For the past couple weeks our issue has gotten worse with massive CPU spikes every 20-30 minutes. It does not correlate to any usage metrics or outside bandwidth. It also seems to cause our Apps from the Marketplace to become constantly disabled.
Server Setup Information
- Version of Rocket.Chat Server: 3.0.9
- Operating System: Container-Optimized OS
- Kubernetes: GKE master version 1.15.9-gke.24
- Deployment Method: Official Helm chart, Official Docker image, Gitlab CI/CD deployment
- Number of Running Instances: 4 rocketchat instances, 1 large one with ~1000 concurrent users each day
- DB Replicaset Oplog: Enabled. We use MongoDB Atlas.
- NodeJS Version: v12.14.0
- MongoDB Version: 4.2.6
- Proxy: Cloudflare, nginx ingress
- Firewalls involved: Cloudflare firewall
Any additional Information
For our Kubernetes helm chart we have:
requests_memory = "512Mi" requests_cpu = "300m" limits_memory = "2048Mi" limits_cpu = "1500m"
We also have horizonal pod autoscaling enabled, which expands to the max of 15 pods every time there is a spike.

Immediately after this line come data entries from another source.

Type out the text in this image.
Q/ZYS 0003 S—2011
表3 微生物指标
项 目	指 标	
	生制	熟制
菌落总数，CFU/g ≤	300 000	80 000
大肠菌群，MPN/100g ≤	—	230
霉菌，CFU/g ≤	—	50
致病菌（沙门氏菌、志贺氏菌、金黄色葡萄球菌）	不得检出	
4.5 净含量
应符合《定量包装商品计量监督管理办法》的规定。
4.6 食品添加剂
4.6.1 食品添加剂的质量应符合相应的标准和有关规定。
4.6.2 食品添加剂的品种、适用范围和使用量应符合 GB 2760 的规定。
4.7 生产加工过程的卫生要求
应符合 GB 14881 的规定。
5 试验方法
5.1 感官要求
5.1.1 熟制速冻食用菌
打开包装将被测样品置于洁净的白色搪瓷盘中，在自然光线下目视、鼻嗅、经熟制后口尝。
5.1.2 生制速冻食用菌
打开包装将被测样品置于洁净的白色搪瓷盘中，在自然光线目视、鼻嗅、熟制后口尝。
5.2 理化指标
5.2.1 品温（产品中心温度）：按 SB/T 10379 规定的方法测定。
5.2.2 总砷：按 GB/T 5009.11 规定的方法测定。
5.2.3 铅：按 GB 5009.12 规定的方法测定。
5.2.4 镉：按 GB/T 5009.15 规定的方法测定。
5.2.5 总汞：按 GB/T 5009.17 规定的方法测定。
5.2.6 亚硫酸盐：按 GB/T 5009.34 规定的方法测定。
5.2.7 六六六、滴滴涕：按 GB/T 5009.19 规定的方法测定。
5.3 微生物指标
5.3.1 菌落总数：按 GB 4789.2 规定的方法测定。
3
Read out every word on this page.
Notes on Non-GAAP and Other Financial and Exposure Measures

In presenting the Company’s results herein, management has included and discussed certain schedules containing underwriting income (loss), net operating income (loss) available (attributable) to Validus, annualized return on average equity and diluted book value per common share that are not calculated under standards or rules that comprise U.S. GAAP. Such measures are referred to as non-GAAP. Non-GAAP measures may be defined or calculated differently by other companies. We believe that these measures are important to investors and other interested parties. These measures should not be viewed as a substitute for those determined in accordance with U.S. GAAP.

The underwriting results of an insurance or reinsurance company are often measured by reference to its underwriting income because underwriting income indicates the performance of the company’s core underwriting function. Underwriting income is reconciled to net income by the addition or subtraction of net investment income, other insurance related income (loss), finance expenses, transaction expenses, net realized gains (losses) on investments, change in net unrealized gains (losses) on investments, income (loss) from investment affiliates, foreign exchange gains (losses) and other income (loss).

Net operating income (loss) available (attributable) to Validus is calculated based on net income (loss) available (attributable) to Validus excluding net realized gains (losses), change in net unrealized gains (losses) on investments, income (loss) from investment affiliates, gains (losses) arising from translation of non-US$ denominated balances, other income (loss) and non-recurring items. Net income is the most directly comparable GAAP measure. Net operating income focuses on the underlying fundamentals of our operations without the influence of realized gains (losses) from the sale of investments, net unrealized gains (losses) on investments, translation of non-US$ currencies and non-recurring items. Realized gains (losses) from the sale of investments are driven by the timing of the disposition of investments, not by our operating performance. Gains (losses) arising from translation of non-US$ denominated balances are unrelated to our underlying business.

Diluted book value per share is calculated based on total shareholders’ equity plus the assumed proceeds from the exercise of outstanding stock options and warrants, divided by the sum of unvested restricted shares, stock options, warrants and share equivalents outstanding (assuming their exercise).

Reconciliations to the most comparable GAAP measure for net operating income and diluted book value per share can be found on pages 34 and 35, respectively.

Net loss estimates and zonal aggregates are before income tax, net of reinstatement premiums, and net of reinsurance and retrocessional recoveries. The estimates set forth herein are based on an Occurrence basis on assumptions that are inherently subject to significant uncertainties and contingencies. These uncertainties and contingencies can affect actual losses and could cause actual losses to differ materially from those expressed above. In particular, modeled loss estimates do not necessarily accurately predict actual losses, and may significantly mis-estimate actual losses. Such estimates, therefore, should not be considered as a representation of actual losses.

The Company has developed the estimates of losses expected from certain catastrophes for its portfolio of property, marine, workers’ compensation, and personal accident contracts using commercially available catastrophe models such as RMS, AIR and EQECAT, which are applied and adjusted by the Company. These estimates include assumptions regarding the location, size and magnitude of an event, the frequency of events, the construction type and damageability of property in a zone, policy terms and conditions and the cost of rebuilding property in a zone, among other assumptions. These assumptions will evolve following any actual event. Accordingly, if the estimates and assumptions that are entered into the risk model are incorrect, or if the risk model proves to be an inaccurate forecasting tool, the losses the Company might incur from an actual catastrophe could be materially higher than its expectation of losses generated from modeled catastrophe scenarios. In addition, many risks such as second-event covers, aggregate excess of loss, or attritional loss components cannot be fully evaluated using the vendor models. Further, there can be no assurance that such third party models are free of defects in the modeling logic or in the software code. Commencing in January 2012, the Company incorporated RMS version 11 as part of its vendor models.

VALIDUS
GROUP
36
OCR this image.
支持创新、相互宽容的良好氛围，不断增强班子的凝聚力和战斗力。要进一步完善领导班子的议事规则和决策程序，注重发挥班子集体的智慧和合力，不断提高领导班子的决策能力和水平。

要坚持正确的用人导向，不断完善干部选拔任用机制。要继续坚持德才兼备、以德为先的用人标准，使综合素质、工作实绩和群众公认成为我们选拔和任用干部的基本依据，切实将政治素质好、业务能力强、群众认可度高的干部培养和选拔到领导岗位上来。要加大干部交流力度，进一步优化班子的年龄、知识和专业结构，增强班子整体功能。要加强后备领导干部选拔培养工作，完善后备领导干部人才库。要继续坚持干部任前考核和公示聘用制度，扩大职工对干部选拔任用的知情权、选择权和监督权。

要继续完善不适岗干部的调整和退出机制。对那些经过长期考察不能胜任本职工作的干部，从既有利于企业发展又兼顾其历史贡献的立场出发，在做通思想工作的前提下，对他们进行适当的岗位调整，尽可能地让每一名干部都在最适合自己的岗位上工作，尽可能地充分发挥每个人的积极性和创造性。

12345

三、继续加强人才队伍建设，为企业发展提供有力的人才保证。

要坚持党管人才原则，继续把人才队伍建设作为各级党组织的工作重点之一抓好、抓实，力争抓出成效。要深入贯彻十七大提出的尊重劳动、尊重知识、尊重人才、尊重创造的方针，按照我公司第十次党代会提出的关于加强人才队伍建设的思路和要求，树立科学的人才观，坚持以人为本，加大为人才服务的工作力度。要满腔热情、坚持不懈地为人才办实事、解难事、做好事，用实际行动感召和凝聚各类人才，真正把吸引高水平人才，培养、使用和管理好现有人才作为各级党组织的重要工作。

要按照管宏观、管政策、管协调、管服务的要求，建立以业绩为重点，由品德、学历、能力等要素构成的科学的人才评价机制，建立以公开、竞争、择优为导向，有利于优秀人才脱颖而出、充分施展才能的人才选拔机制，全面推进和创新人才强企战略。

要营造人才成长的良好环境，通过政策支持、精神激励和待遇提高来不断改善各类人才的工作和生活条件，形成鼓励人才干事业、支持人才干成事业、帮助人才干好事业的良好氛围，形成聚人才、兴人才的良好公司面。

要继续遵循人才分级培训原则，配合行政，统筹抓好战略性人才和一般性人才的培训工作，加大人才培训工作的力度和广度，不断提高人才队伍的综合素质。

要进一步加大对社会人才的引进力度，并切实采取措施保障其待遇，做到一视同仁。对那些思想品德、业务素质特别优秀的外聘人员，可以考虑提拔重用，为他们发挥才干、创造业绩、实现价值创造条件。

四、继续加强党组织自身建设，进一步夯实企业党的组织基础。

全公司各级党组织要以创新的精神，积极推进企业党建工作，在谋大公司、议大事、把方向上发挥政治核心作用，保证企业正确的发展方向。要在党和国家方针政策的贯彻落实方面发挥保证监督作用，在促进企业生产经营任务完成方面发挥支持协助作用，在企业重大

The cause of the spikes I believe is due to the database migration that is ran each time a new pod is created, which eats up much of the CPU, and causes a feedback loop of over-usage causing the spikes to increase even more.
Another possible cause is the Apps, which take up much of the CPU when they are uninstalled or reinstalled, causing the system to crash. It might be when new pods are created, apps somehow eat up CPU causing a spike.
Is there a way to turn off this migration? Or a Helm configuration that will allow us to have the right combination of cpu requests and HPA percentage cliff? Any help to figure out a cause to this would be very appreciated. Let me know if more information is needed.